C'est sur son lit d'hôpital au plus fort de la pandémie que
Joann Sfar a eu l'idée de ce livre qu'il portait en lui depuis 30 ans. A St Antoine, bondé, on l'avait placé faute de mieux au service de gastro-entérologie et le médecin qui vint lui rendre visite n'y connaissait rien aux poumons et lui dit simplement « battez-vous » ! Une injonction qui lui en a rappelé d'autres et qui a ressuscité les fantômes de sa jeunesse, quand de 16 à 21 ans il voulait en découdre avec l'extrême droite antisémite en pratiquant le kung-fu et le krav-maga.
C'est aussi le moment où, voulant échapper aux prières qu'il juge interminables et mortellement ennuyeuses, il se retrouva à intégrer la brigade des gardiens de
la synagogue de Nice en pleine période où les attentats antisémites se multiplient.

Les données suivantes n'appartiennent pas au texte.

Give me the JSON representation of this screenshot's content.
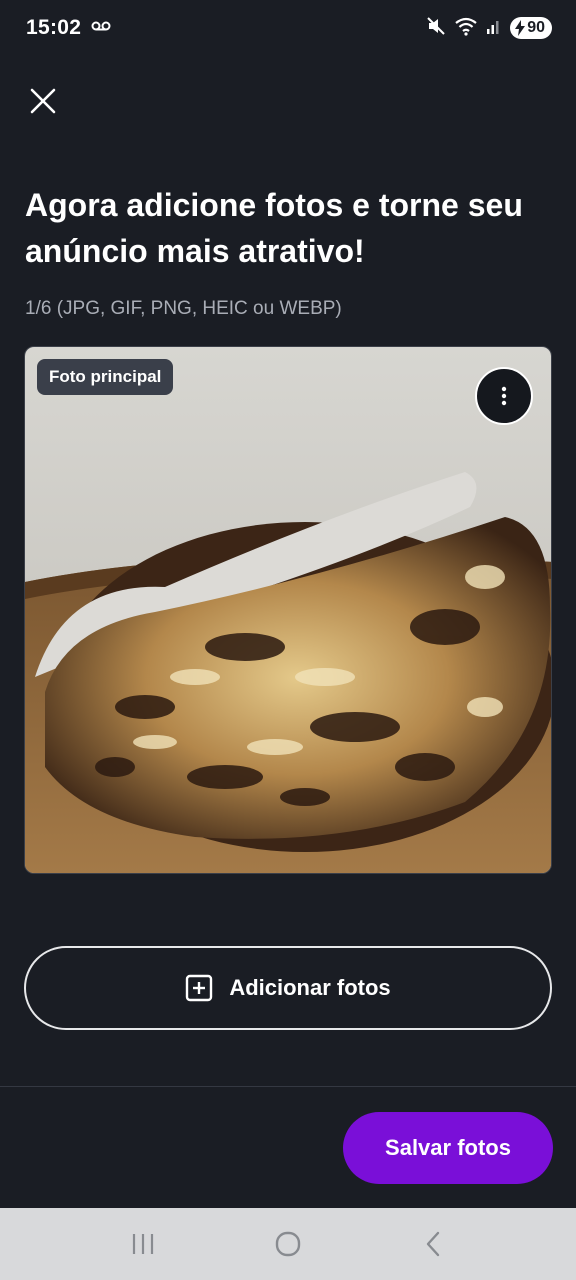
{
  "status_bar": {
    "time": "15:02",
    "battery": "90",
    "icons": [
      "voicemail-icon",
      "mute-icon",
      "wifi-icon",
      "signal-icon",
      "battery-charging-icon"
    ]
  },
  "header": {
    "close_icon": "close-icon",
    "title": "Agora adicione fotos e torne seu anúncio mais atrativo!",
    "subtitle": "1/6 (JPG, GIF, PNG, HEIC ou WEBP)"
  },
  "photo": {
    "badge": "Foto principal",
    "more_icon": "more-vertical-icon"
  },
  "actions": {
    "add_photos_label": "Adicionar fotos",
    "add_icon": "plus-square-icon",
    "save_label": "Salvar fotos"
  },
  "colors": {
    "background": "#1a1d24",
    "primary": "#7a0fd8",
    "muted_text": "#a9adb6"
  },
  "nav": {
    "icons": [
      "recents-icon",
      "home-icon",
      "back-icon"
    ]
  }
}
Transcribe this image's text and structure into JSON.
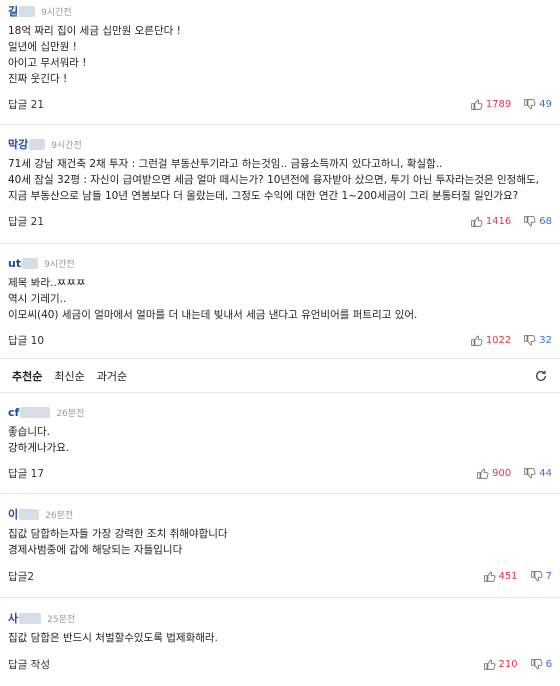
{
  "comments": [
    {
      "author": "길",
      "time": "9시간전",
      "lines": [
        "18억 짜리 집이 세금 십만원 오른단다 !",
        "일년에 십만원 !",
        "아이고 무서워라 !",
        "진짜 웃긴다 !"
      ],
      "reply_label": "답글",
      "reply_count": "21",
      "likes": "1789",
      "dislikes": "49"
    },
    {
      "author": "막강",
      "time": "9시간전",
      "lines": [
        "71세 강남 재건축 2채 투자 : 그런걸 부동산투기라고 하는것임.. 금융소득까지 있다고하니, 확실함..",
        "40세 잠실 32평 : 자신이 급여받으면 세금 얼마 떼시는가? 10년전에 융자받아 샀으면, 투기 아닌 투자라는것은 인정해도,",
        "지금 부동산으로 남들 10년 연봉보다 더 올랐는데, 그정도 수익에 대한 연간 1~200세금이 그리 분통터질 일인가요?"
      ],
      "reply_label": "답글",
      "reply_count": "21",
      "likes": "1416",
      "dislikes": "68"
    },
    {
      "author": "ut",
      "time": "9시간전",
      "lines": [
        "제목 봐라..ㅉㅉㅉ",
        "역시 기레기..",
        "이모씨(40) 세금이 얼마에서 얼마를 더 내는데 빚내서 세금 낸다고 유언비어를 퍼트리고 있어."
      ],
      "reply_label": "답글",
      "reply_count": "10",
      "likes": "1022",
      "dislikes": "32"
    },
    {
      "author": "cf",
      "time": "26분전",
      "lines": [
        "좋습니다.",
        "강하게나가요."
      ],
      "reply_label": "답글",
      "reply_count": "17",
      "likes": "900",
      "dislikes": "44"
    },
    {
      "author": "이",
      "time": "26분전",
      "lines": [
        "집값 담합하는자들 가장 강력한 조치 취해야합니다",
        "경제사범중에 갑에 해당되는 자들입니다"
      ],
      "reply_label": "답글",
      "reply_count": "2",
      "likes": "451",
      "dislikes": "7"
    },
    {
      "author": "사",
      "time": "25분전",
      "lines": [
        "집값 담합은 반드시 처벌할수있도록 법제화해라."
      ],
      "reply_label": "답글 작성",
      "reply_count": "",
      "likes": "210",
      "dislikes": "6"
    }
  ],
  "sort": {
    "options": [
      "추천순",
      "최신순",
      "과거순"
    ],
    "active": "추천순"
  },
  "icons": {
    "like": "thumbs-up-icon",
    "dislike": "thumbs-down-icon",
    "refresh": "refresh-icon"
  }
}
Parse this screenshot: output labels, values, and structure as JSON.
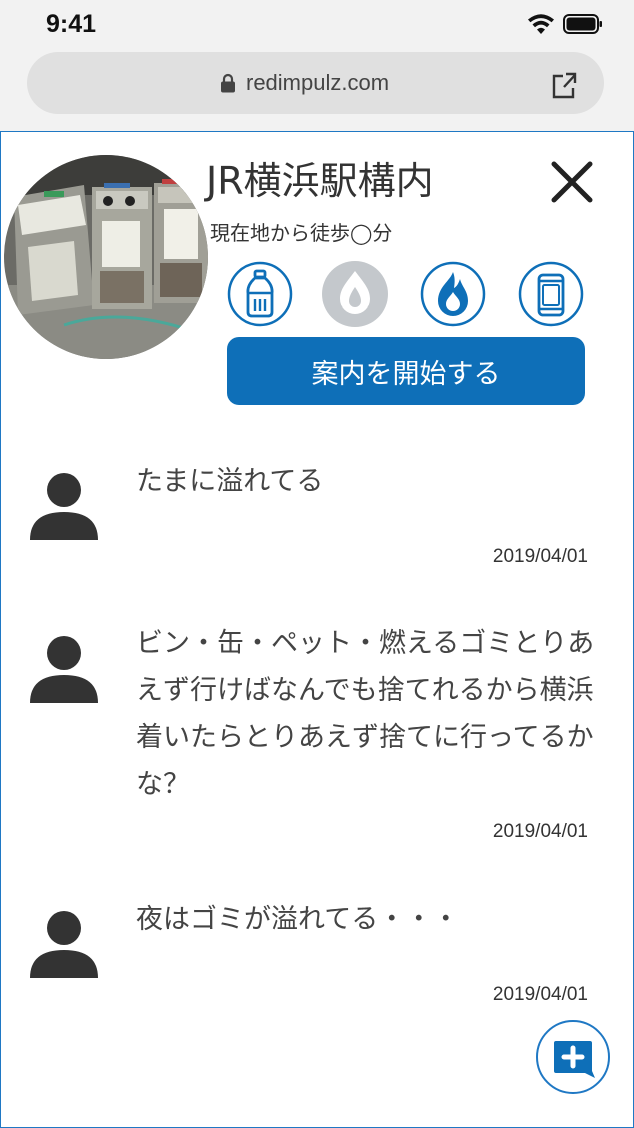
{
  "status_bar": {
    "time": "9:41",
    "icons": [
      "wifi-icon",
      "battery-icon"
    ]
  },
  "browser": {
    "url": "redimpulz.com",
    "icons": [
      "lock-icon",
      "share-icon"
    ]
  },
  "spot": {
    "name": "JR横浜駅構内",
    "walk_time": "現在地から徒歩◯分",
    "photo_icon": "trash-bins-photo",
    "trash_types": [
      {
        "icon": "pet-bottle-icon",
        "available": true
      },
      {
        "icon": "non-burnable-icon",
        "available": false
      },
      {
        "icon": "burnable-icon",
        "available": true
      },
      {
        "icon": "can-icon",
        "available": true
      }
    ],
    "start_button": "案内を開始する",
    "colors": {
      "accent": "#0e6fb8",
      "inactive": "#c4c8cc",
      "border": "#1f78c4"
    }
  },
  "reviews": [
    {
      "text": "たまに溢れてる",
      "date": "2019/04/01"
    },
    {
      "text": "ビン・缶・ペット・燃えるゴミとりあえず行けばなんでも捨てれるから横浜着いたらとりあえず捨てに行ってるかな？",
      "date": "2019/04/01"
    },
    {
      "text": "夜はゴミが溢れてる・・・",
      "date": "2019/04/01"
    }
  ],
  "add_review_icon": "add-comment-icon"
}
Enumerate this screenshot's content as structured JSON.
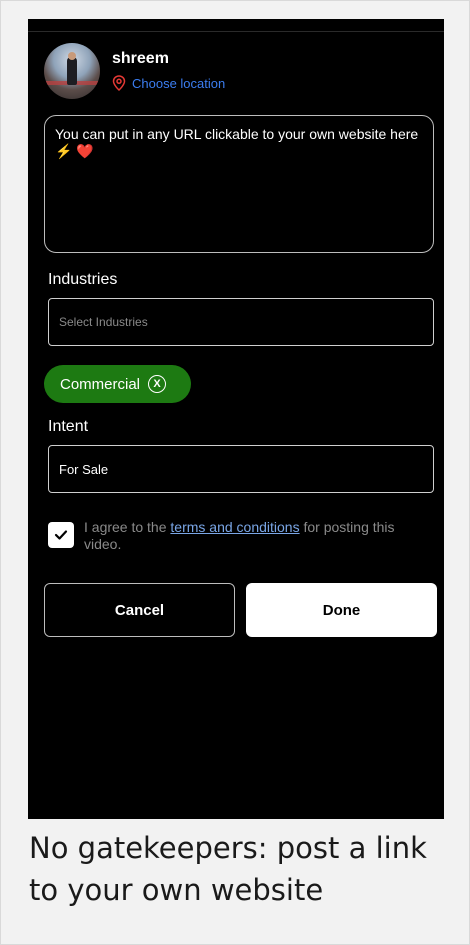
{
  "user": {
    "name": "shreem",
    "location_label": "Choose location"
  },
  "description": {
    "text": "You can put in any URL clickable to your own website here ⚡ ❤️"
  },
  "industries": {
    "label": "Industries",
    "placeholder": "Select Industries",
    "selected": [
      {
        "label": "Commercial",
        "remove": "X"
      }
    ]
  },
  "intent": {
    "label": "Intent",
    "value": "For Sale"
  },
  "agreement": {
    "checked": true,
    "prefix": "I agree to the ",
    "link": "terms and conditions",
    "suffix": " for posting this video."
  },
  "actions": {
    "cancel": "Cancel",
    "done": "Done"
  },
  "caption": "No gatekeepers: post a link to your own website",
  "colors": {
    "chip": "#1d7a12",
    "link": "#3b7df0",
    "pin": "#e53935"
  }
}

Ces souvenirs d'enfance sont surtout un vibrant hommage à son père qu'il venait de perdre et dont il avait déjà dressé l'émouvant portrait dans «
Comment tu parles de ton père ». C'était un avocat séducteur, bagarreur, haut en couleur et humaniste. le jeune Joann se heurte à des conflits de loyauté : son père prône le combat, son grand-père d'origine ukrainienne dont toute la famille a disparu durant la Shoah souhaite la non-violence. Ce roman d'initiation à la sauce
Sfar donne, malgré la période très sombre, lieu à des moments drolatiques où le jeune s'aperçoit que les skinheads qu'il a identifiés comme ennemis à abattre sont soit de parfaits abrutis soit éminemment sympathiques. Ceci rendant par contraste d'autant plus glaçants les moments où il se rend compte que l'ennemi c'est la majorité silencieuse ou que lors du sac du cimetière juif du château à Nice la police n'a rien fait pour arrêter le coupable que ses camarades et lui avaient pourtant très facilement identifié. Sans parler des sorties du premier ministre , un certain
Raymond Barre, au moment de l'attentat de la rue Copernic...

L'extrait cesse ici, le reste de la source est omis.